The following comment about the last note in Section 6.2 about personal URIs is rather "philosophical". Even though the note comes out from a strongly backed opinion;), it is really questionable how to actually establish such personal URIs in an ideal, practical and systematic way. Imagine creating URI of John Smith in a company XYZ - we can use company's dedicated namespace to distinguish among this John Smith and other John Smiths around the world. But what if more John Smiths are in a company? We can use perhaps a namespace or URI prefix according to the departments these guys work in. But what if they work in the same department? So maybe we can use a time-stamp or a respective slashed namespace inferred from the date when they joined the company. Etc... Such situations may of course rarely occur in practice for persons, but we should have a recommended way how to solve them, since similar problems may be encountered also with names of products, services and so on. Thus, the document should either propose a recommended way of how to deal with such problems, or be a little more "careful" and avoid such potentially questionable strict statements.
Though the overall language quality of the document is quite high, it would be good to do some spell-checking and language clean-up by a native speaker. Just to mention few things noticed at the first sight even by a reviewing non-native speaker - the fourth paragraph of Section 1 is inconsistent in the tense used (from the sentence "In the remainder of this paper..." on - future and present tense are mixed); the third paragraph of Section 6.1 contains a typo ("resourcse").

OLD STUFF

Based on

The Cool URIs for the Semantic Web IG Note will be useful to cite in documents like the SWD's Best Practice Recipes and SKOS Core Guide because it will provide sufficient background information on what the recipes are trying to accomplish. In some ways I think the document highlights the limited focus the Recipes on RDFS and OWL vocabularies instead of RDF graphs in general.

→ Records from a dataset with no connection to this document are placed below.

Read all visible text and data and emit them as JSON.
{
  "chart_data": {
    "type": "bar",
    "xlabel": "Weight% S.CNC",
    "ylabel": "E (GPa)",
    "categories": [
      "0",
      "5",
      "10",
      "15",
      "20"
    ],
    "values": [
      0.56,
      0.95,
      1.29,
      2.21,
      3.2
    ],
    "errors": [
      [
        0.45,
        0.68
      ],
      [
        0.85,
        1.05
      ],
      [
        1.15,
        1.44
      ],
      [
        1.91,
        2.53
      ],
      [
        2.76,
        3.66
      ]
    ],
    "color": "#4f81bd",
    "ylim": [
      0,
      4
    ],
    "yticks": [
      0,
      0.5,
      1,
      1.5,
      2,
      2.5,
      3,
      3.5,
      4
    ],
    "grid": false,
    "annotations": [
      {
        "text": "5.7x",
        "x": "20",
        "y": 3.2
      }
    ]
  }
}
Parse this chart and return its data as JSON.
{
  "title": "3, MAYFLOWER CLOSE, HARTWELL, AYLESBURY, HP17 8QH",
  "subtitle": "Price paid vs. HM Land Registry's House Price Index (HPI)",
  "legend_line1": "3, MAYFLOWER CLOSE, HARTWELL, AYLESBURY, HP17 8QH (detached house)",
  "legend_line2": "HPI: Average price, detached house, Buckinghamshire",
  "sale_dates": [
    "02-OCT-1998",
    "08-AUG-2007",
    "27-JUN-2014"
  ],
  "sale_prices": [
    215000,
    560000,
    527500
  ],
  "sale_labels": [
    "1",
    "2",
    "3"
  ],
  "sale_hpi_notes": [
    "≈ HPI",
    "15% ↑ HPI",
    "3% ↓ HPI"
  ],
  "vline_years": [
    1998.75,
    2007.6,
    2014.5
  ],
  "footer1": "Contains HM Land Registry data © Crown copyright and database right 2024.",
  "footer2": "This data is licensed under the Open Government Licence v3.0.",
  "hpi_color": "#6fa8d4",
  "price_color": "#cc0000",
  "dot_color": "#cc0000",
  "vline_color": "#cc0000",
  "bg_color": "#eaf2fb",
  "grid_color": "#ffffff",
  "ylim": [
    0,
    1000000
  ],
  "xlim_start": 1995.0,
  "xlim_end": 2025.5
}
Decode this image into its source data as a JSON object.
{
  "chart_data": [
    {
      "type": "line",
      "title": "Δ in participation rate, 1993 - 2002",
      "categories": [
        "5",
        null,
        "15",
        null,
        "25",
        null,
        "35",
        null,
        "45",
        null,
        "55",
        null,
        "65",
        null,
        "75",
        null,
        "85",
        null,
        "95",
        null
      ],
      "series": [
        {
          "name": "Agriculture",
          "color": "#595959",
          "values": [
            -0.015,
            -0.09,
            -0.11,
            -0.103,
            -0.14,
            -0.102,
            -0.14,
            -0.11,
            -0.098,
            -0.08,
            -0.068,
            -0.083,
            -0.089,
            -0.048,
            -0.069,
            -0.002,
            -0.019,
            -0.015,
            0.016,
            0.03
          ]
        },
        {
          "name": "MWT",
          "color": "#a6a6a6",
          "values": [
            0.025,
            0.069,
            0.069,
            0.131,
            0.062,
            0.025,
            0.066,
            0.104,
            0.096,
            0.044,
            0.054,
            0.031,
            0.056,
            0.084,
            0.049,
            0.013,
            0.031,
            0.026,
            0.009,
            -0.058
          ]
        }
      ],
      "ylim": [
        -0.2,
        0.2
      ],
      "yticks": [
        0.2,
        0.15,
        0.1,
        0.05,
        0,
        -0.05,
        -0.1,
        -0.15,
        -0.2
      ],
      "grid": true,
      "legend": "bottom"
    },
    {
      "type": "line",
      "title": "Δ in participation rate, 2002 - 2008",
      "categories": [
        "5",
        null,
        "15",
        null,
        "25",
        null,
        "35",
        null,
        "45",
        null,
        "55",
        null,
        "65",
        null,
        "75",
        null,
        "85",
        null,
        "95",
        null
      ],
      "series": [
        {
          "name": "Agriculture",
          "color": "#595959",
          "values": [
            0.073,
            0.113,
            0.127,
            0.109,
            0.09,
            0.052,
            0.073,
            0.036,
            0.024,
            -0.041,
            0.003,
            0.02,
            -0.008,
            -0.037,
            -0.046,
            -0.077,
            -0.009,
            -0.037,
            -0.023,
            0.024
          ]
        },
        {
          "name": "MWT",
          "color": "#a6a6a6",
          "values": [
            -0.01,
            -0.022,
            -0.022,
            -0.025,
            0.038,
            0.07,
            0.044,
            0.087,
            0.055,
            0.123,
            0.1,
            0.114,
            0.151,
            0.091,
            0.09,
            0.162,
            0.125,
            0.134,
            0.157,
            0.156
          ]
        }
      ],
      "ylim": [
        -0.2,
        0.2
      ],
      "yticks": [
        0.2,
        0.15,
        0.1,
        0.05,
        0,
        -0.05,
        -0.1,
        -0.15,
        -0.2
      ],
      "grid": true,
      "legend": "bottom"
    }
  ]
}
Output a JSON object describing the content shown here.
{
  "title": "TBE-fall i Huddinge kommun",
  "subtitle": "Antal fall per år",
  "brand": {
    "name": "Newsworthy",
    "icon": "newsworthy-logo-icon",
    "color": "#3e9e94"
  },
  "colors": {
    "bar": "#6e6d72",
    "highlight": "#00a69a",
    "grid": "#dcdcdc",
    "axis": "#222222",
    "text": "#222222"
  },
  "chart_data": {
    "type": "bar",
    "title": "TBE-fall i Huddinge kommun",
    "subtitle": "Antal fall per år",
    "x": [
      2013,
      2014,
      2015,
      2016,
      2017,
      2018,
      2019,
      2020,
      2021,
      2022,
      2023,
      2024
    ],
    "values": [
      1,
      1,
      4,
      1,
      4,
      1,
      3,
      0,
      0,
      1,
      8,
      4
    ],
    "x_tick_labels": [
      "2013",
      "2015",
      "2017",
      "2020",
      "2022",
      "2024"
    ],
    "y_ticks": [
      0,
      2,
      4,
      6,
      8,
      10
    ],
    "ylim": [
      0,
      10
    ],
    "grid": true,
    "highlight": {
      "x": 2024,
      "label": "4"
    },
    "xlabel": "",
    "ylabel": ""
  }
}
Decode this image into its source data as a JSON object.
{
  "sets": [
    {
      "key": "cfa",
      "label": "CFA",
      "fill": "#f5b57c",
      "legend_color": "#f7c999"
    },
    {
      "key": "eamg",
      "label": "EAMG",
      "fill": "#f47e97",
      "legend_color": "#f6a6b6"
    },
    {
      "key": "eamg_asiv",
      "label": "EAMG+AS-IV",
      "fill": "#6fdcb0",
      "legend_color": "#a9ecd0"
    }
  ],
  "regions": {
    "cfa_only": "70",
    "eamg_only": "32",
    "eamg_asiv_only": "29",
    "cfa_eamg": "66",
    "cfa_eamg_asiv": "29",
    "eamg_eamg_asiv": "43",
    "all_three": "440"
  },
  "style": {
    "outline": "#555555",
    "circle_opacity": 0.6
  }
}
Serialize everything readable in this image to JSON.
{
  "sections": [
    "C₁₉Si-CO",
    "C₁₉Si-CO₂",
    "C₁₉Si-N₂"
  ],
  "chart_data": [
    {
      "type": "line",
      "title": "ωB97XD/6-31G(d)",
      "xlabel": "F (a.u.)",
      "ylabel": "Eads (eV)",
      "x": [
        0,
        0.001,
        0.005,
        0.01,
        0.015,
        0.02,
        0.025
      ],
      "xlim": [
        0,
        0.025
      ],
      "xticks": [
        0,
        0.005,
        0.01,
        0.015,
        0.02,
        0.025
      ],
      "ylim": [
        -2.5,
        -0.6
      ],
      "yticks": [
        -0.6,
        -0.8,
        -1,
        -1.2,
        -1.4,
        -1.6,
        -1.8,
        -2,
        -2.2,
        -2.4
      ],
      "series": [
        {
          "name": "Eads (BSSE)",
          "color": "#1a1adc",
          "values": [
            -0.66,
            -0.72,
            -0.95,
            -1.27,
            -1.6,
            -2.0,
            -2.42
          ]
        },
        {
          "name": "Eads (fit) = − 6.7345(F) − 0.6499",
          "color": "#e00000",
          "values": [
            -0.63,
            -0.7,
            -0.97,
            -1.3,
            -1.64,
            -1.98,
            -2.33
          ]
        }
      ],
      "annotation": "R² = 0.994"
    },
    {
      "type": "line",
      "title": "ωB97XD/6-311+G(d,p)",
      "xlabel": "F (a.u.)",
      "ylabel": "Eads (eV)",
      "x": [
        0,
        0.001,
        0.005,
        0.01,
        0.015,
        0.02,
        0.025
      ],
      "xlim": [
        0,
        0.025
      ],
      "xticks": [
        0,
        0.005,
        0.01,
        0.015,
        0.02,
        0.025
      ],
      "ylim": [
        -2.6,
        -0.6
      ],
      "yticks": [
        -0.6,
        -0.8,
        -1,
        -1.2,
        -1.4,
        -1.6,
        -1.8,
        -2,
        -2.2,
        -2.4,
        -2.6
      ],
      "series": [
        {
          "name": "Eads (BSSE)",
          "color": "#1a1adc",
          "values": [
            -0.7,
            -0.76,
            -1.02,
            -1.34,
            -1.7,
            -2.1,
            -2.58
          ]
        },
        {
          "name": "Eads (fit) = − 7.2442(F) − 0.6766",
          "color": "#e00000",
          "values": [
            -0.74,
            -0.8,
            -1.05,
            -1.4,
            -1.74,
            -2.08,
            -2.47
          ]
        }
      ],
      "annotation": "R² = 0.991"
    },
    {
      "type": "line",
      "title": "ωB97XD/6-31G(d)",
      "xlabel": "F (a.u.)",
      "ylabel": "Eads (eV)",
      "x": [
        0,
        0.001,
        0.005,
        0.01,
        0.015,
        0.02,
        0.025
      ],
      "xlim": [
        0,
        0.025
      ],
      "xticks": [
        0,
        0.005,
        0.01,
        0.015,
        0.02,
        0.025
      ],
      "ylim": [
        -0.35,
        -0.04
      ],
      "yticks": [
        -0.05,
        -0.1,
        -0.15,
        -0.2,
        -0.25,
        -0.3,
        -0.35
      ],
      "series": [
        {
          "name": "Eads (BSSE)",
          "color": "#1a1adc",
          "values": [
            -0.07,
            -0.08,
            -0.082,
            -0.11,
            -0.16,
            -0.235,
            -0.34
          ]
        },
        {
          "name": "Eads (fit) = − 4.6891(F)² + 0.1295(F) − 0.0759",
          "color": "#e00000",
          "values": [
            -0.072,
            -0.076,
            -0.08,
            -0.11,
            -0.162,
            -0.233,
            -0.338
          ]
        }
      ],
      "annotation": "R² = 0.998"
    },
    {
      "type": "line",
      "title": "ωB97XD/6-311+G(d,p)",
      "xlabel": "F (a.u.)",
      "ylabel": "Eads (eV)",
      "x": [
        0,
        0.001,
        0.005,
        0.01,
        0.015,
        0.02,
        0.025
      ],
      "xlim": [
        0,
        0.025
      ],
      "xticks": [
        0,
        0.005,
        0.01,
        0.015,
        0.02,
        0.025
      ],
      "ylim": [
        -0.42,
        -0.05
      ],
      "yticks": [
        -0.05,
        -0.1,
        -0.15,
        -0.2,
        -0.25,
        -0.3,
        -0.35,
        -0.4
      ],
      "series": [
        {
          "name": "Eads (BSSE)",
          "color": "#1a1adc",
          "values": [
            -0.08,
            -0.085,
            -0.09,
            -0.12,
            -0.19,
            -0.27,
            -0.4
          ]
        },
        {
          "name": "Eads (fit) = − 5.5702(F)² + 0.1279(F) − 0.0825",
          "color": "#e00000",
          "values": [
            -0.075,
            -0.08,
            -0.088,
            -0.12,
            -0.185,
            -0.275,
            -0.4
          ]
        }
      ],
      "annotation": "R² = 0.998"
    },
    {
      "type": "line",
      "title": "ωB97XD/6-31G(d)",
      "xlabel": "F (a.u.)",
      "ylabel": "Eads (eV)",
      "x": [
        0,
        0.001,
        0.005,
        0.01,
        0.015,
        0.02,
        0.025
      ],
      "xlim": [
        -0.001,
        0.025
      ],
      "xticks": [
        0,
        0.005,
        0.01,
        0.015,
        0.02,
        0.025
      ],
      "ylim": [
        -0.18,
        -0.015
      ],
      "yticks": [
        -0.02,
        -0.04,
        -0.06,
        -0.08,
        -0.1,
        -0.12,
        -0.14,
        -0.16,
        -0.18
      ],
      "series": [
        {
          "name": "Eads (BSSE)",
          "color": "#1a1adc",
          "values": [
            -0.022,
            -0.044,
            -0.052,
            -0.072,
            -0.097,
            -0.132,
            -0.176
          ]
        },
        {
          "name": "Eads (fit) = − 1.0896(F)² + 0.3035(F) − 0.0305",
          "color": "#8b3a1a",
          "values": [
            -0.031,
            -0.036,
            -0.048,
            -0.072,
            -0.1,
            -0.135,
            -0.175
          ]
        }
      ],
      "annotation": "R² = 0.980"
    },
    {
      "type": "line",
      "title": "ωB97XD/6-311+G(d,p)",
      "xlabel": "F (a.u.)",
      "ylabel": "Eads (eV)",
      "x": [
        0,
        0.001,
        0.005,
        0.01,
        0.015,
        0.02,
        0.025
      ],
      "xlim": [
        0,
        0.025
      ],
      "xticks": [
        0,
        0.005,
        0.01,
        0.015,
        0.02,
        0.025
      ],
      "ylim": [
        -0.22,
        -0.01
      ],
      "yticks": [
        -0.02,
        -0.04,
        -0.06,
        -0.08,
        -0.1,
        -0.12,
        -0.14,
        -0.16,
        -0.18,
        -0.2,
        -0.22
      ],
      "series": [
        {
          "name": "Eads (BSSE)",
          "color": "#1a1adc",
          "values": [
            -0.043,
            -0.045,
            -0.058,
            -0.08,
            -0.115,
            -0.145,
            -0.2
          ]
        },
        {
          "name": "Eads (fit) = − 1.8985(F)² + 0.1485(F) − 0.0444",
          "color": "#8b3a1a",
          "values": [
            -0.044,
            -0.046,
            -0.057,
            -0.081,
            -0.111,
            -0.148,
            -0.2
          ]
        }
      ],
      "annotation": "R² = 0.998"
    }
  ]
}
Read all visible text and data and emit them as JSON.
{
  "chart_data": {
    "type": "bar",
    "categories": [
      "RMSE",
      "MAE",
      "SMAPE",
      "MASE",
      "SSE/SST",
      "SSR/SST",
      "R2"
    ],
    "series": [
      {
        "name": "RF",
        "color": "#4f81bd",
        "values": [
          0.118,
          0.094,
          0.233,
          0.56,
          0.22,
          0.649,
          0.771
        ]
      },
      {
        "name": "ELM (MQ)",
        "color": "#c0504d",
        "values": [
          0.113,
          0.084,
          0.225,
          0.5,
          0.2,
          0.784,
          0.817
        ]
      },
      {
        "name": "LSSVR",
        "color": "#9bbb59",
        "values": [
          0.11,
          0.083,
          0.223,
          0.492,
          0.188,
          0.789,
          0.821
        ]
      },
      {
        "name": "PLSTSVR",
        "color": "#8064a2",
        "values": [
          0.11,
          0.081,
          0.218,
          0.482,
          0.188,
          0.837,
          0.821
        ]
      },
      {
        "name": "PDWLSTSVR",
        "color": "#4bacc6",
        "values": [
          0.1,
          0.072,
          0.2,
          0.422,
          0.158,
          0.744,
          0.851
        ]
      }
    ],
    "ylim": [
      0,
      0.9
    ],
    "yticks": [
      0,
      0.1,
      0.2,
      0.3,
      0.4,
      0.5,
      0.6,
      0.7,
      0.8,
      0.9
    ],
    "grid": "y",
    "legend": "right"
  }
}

A rather conceptual issue is not covered by the document. Maybe the solution of the following problem is implicitly "entailed" by the document, but if it is indeed, it is not very clear from the presented strategies how to actually deal with such situations. Consider Gene Ontology (GO in the following text), which is being monthly updated in many formats, RDF/XML being one of them. According to the requirement number 1 of the document under review, every resource identifiable by a URI should be on the web. But it is not very clear how to actually publish all resources GO contains following any of the strategies presented in the document. As stated in the Conclusion frame in Section 4.3, the hash URI strategy is not appropriate for GO, since its RDF/XML serialisation has currently about 30MB. It is definitely neither "rather small", nor "stable" (changes may occur every month). So, should we use the 303 URI approach? Possibly yes, but this would mean that we should establish and regularly maintain tens of thousands of different URIs for every resource represented in GO, each of this URIs representing generally very small piece of information (since the GO descriptions are usually rather shallow). It is questionable whether such approach is either reasonable or practical... Maybe we could combine both approaches, which is one of the possibilities mentioned in Section 4.3 as well. However, it is not very clear from the document, how we should actually combine the two approaches in order to deal with situations similar to this "GO problem" optimally. In conclusion, there may be two possible solutions - either allow and discuss "off-line" exceptions from the requirement number 1 (be on the web), or propose a reasonable way of combining the two approaches and give respective examples to cover the aforementioned problem. The former seems to be not very systematic and would also possibly require to change the "attitude" of the whole document substantially, so the latter seems to be more appropriate.